Брак вышел в соседнюю комнату. Слышно было, как он с кем‑то разговаривает – мягко, но требовательно. Через мгновение он появился в дверях с младенцем на руках.

– Это Хайнц, – сказал Боулер. – Он родился на одной из наших ферм. Очень удачный экземпляр.

На мальчике была пижама. Он щурился от яркого света и тянул ручонку в партийном приветствии.

– Посмотрите‑ка на маленького Хайнца. Очень любопытно. Его отец – немец из судетов, мать – тоже немка, но из Румынии. Поразительно, как в изгнании им удалось сохранить первозданную расовую чистоту! Разве это не еще один аргумент в пользу нашей теории?

Малыш зевнул и начал сосать палец.

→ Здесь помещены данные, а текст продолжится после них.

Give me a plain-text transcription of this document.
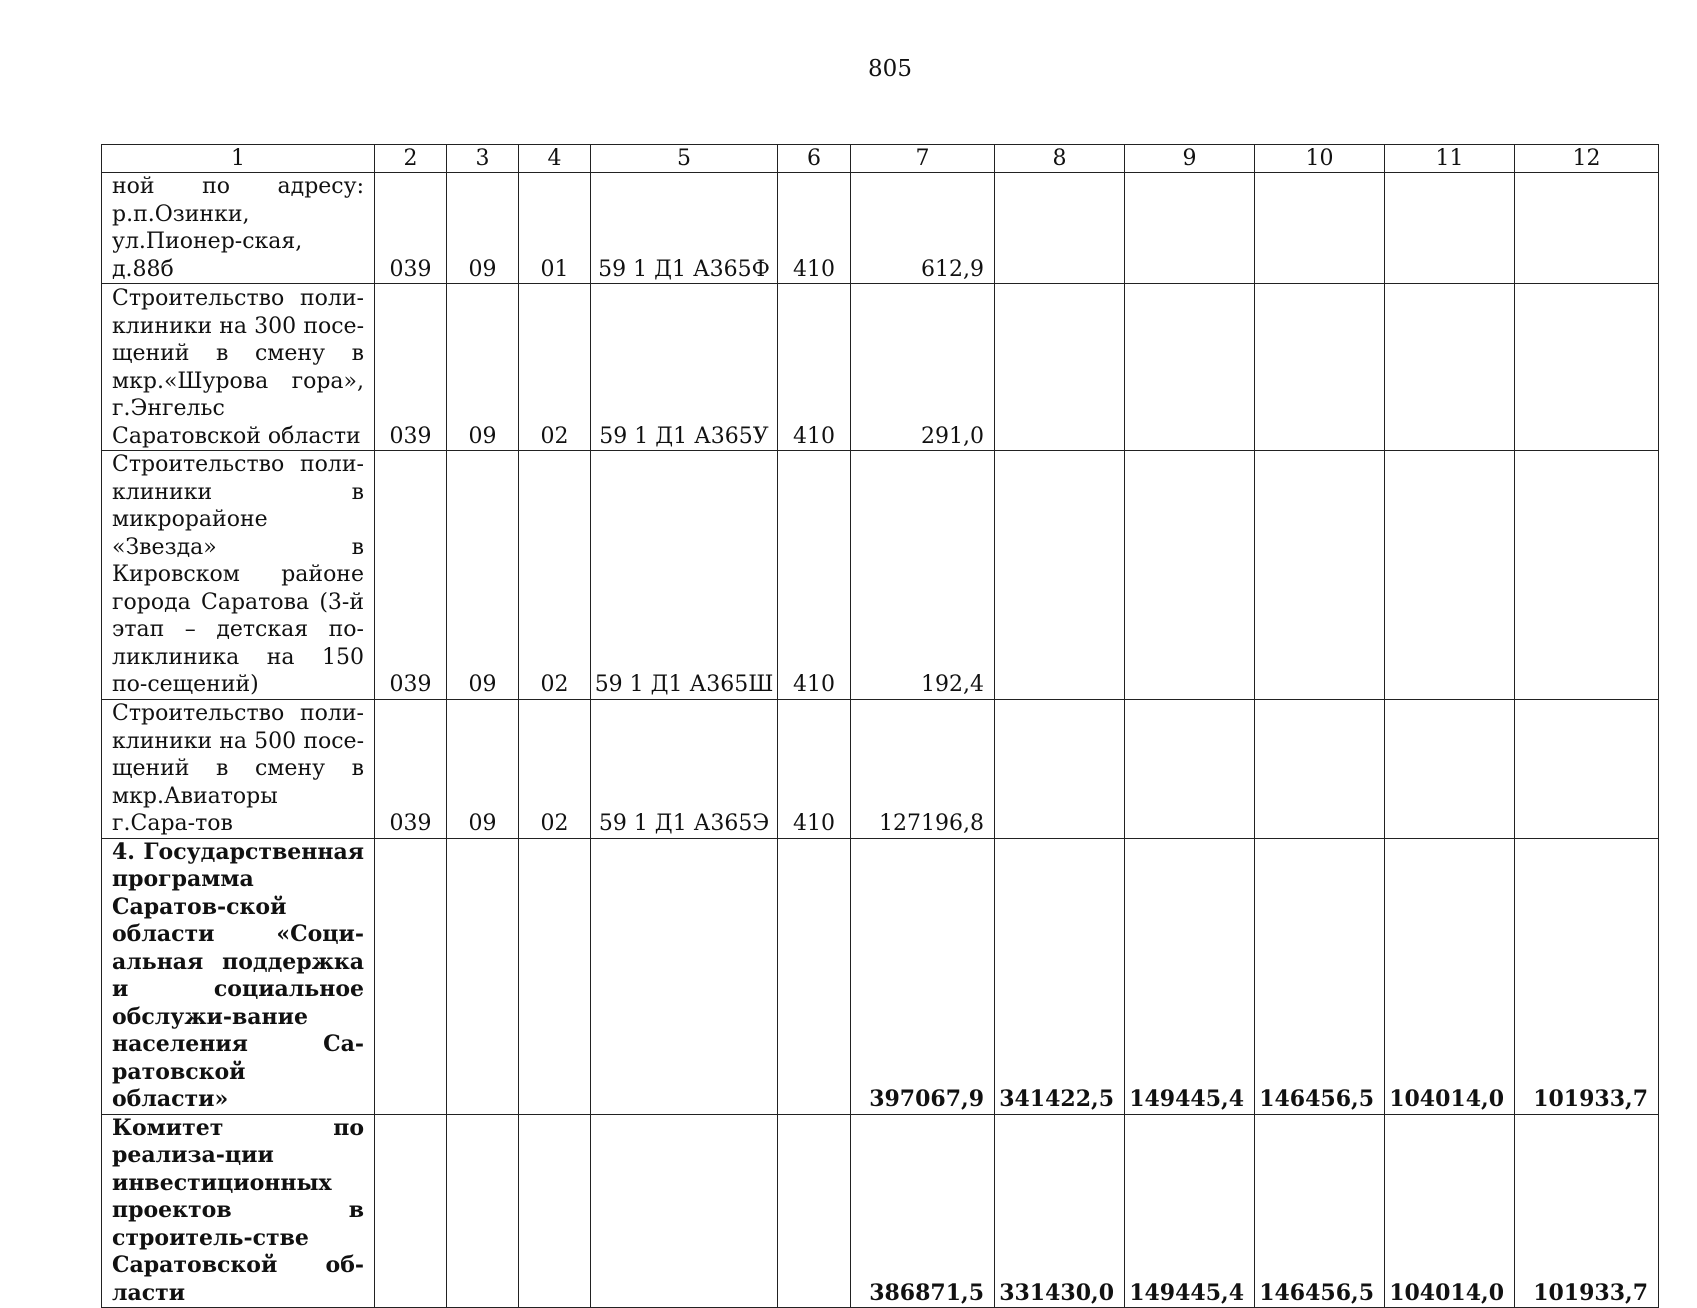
805
1	2	3	4	5	6	7	8	9	10	11	12
ной по адресу: р.п.Озинки, ул.Пионер-ская, д.88б	039	09	01	59 1 Д1 А365Ф	410	612,9					
Строительство поли-клиники на 300 посе-щений в смену в мкр.«Шурова гора», г.Энгельс Саратовской области	039	09	02	59 1 Д1 А365У	410	291,0					
Строительство поли-клиники в микрорайоне «Звезда» в Кировском районе города Саратова (3-й этап – детская по-ликлиника на 150 по-сещений)	039	09	02	59 1 Д1 А365Ш	410	192,4					
Строительство поли-клиники на 500 посе-щений в смену в мкр.Авиаторы г.Сара-тов	039	09	02	59 1 Д1 А365Э	410	127196,8					
4. Государственная программа Саратов-ской области «Соци-альная поддержка и социальное обслужи-вание населения Са-ратовской области»						397067,9	341422,5	149445,4	146456,5	104014,0	101933,7
Комитет по реализа-ции инвестиционных проектов в строитель-стве Саратовской об-ласти						386871,5	331430,0	149445,4	146456,5	104014,0	101933,7
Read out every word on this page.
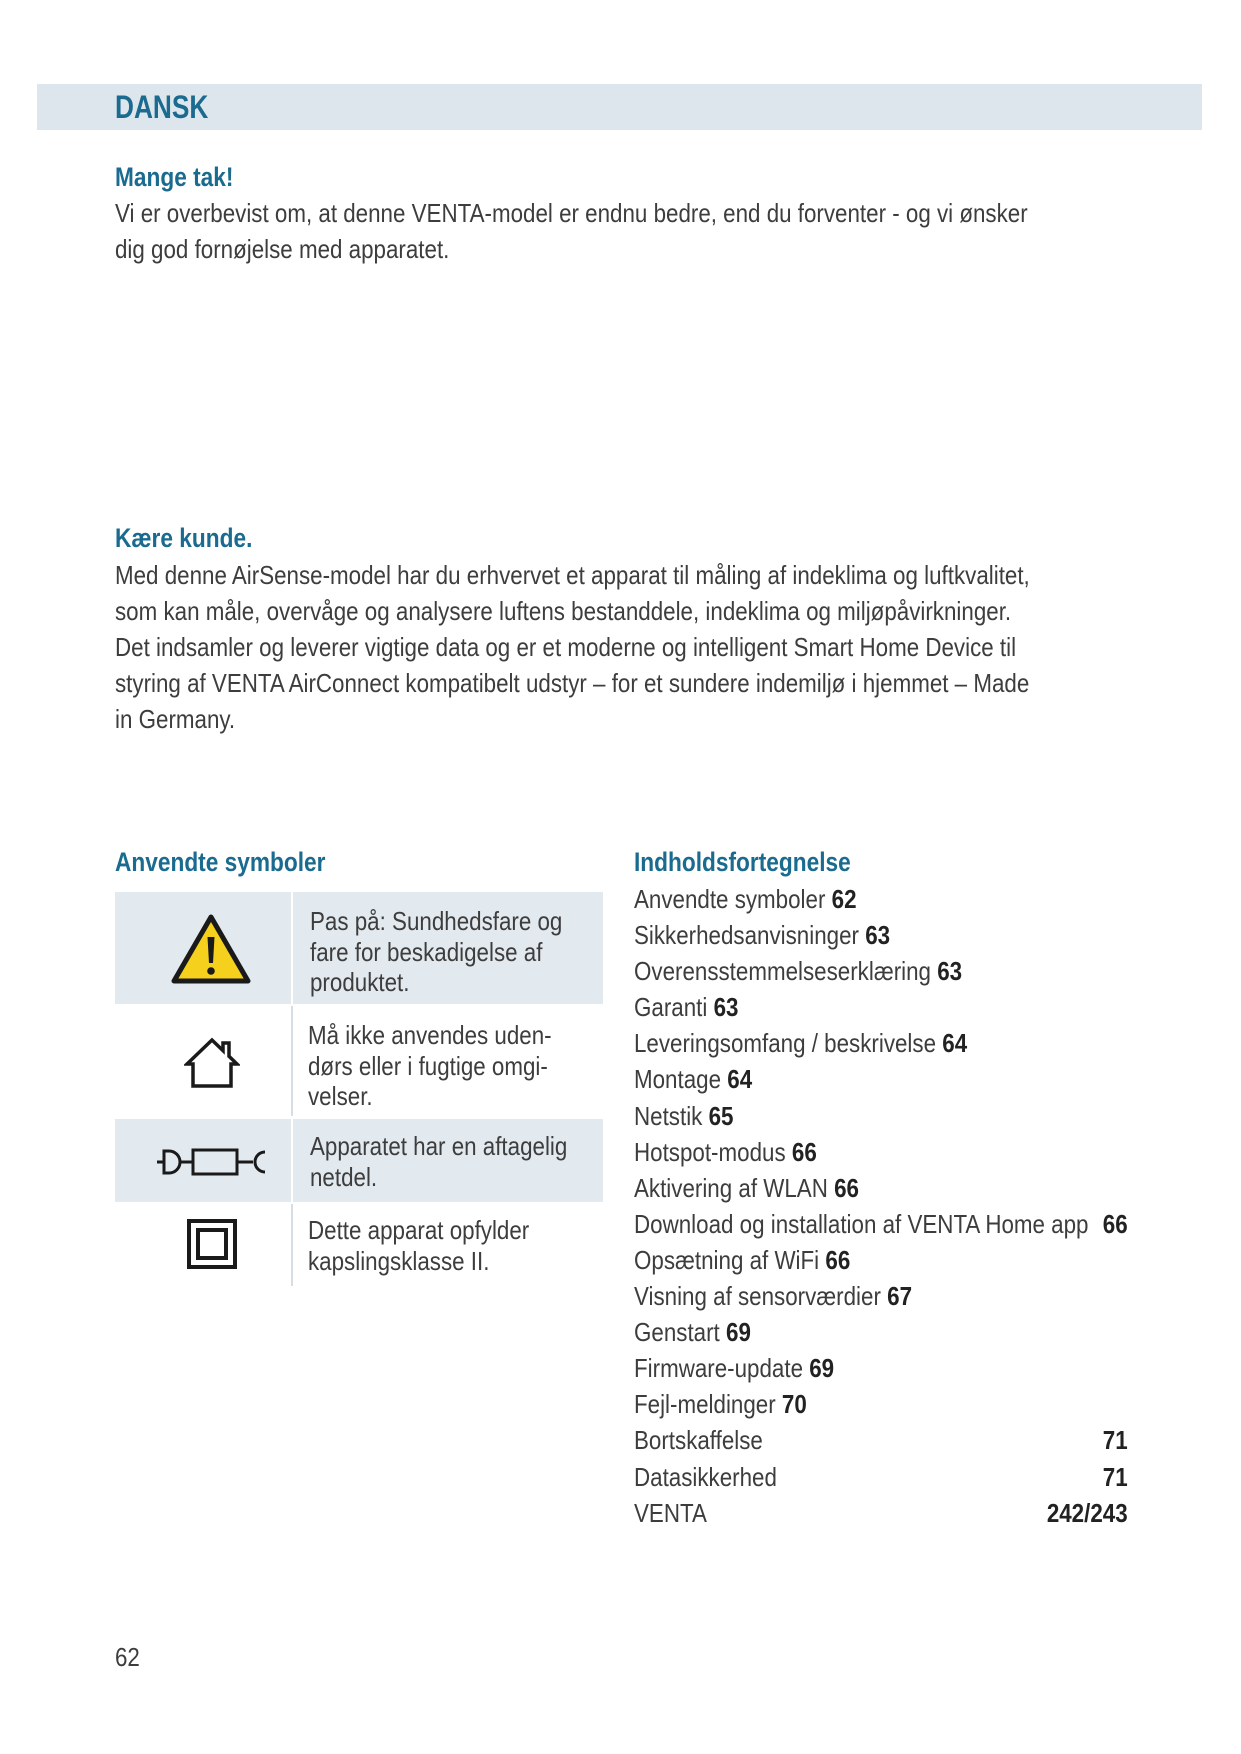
DANSK
Mange tak!
Vi er overbevist om, at denne VENTA-model er endnu bedre, end du forventer - og vi ønsker
dig god fornøjelse med apparatet.
Kære kunde.
Med denne AirSense-model har du erhvervet et apparat til måling af indeklima og luftkvalitet,
som kan måle, overvåge og analysere luftens bestanddele, indeklima og miljøpåvirkninger.
Det indsamler og leverer vigtige data og er et moderne og intelligent Smart Home Device til
styring af VENTA AirConnect kompatibelt udstyr – for et sundere indemiljø i hjemmet – Made
in Germany.
Anvendte symboler
Pas på: Sundhedsfare og
fare for beskadigelse af
produktet.
Må ikke anvendes uden-
dørs eller i fugtige omgi-
velser.
Apparatet har en aftagelig
netdel.
Dette apparat opfylder
kapslingsklasse II.
Indholdsfortegnelse
Anvendte symboler 62
Sikkerhedsanvisninger 63
Overensstemmelseserklæring 63
Garanti 63
Leveringsomfang / beskrivelse 64
Montage 64
Netstik 65
Hotspot-modus 66
Aktivering af WLAN 66
Download og installation af VENTA Home app 66
Opsætning af WiFi 66
Visning af sensorværdier 67
Genstart 69
Firmware-update 69
Fejl-meldinger 70
Bortskaffelse	71
Datasikkerhed	71
VENTA	242/243
62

Его светлые волосики были взлохмачены.

– С этими манерами придется расстаться, Хайнц, – серьезно сказал Боулер. – Солдаты пальцы не сосут. Это разрешено только девочкам.

Он знаком приказал Браку унести ребенка.

– Заинтересованы? – спросил он. – Мой инстинкт говорит мне, что вы как раз тот человек, кто нам нужен. Не сомневайтесь, Рубашов! Вас ожидает превосходная жизнь!

Он поднялся, подошел к полке с книгами и достал фотоальбом.

– Посмотрите‑ка сюда. Это снимки с одной из ферм. Новорожденный на снимке – Хайнц. Мать кормит его грудью. Отца, судетского немца, на фотографии нет. Он в соседней комнате.

Боулер перелистал альбом. Большая, во всю страницу фотография представляла нескольких голых парней, сидящих на койках в напоминающем казарму помещении. На стене висели графики, похожие на температурные кривые. На ночных столиках стояли цветы, над каждой койкой висел портрет Гиммлера.

– Это наши мальчики, – сказал Боуер. – Посмотрите только, какая потенция! Ржаные волосы, неподкупная расовая сознательность. Истинные солдаты. Но никаких донжуанов. Мы не открываем бордели на деньги налогоплательщиков. В зале номер девять происходит размножение. Мы измеряем у женщин температуру во влагалище, дожидаемся наиболее благоприятных условий для оплодотворения и только тогда даем им направление в зал номер девять. Эти жеребцы легко справляются с дюжиной за день.

Он вновь перевернул страницу. В саду, под большим зонтом, обедала группа юношей и девушек.

– Как только женщина понесет, ее переводят в другое здание. Тогда приезжают другие, вот как эти. Мы даем им возможность пообщаться с производителями пару недель, прежде чем они идут в дело. Создать настроение – далеко не последнее дело, Рубашов. Мы тщательно следим, чтобы они получали все самое лучшее. Добротное питание, хорошее вино. Свежий воздух, прогулки. В таких условиях у нас никогда не будет недостатка в доброкачественной продукции. Выводок Хайнца, например, один из образцовых. Он захлопнул альбом.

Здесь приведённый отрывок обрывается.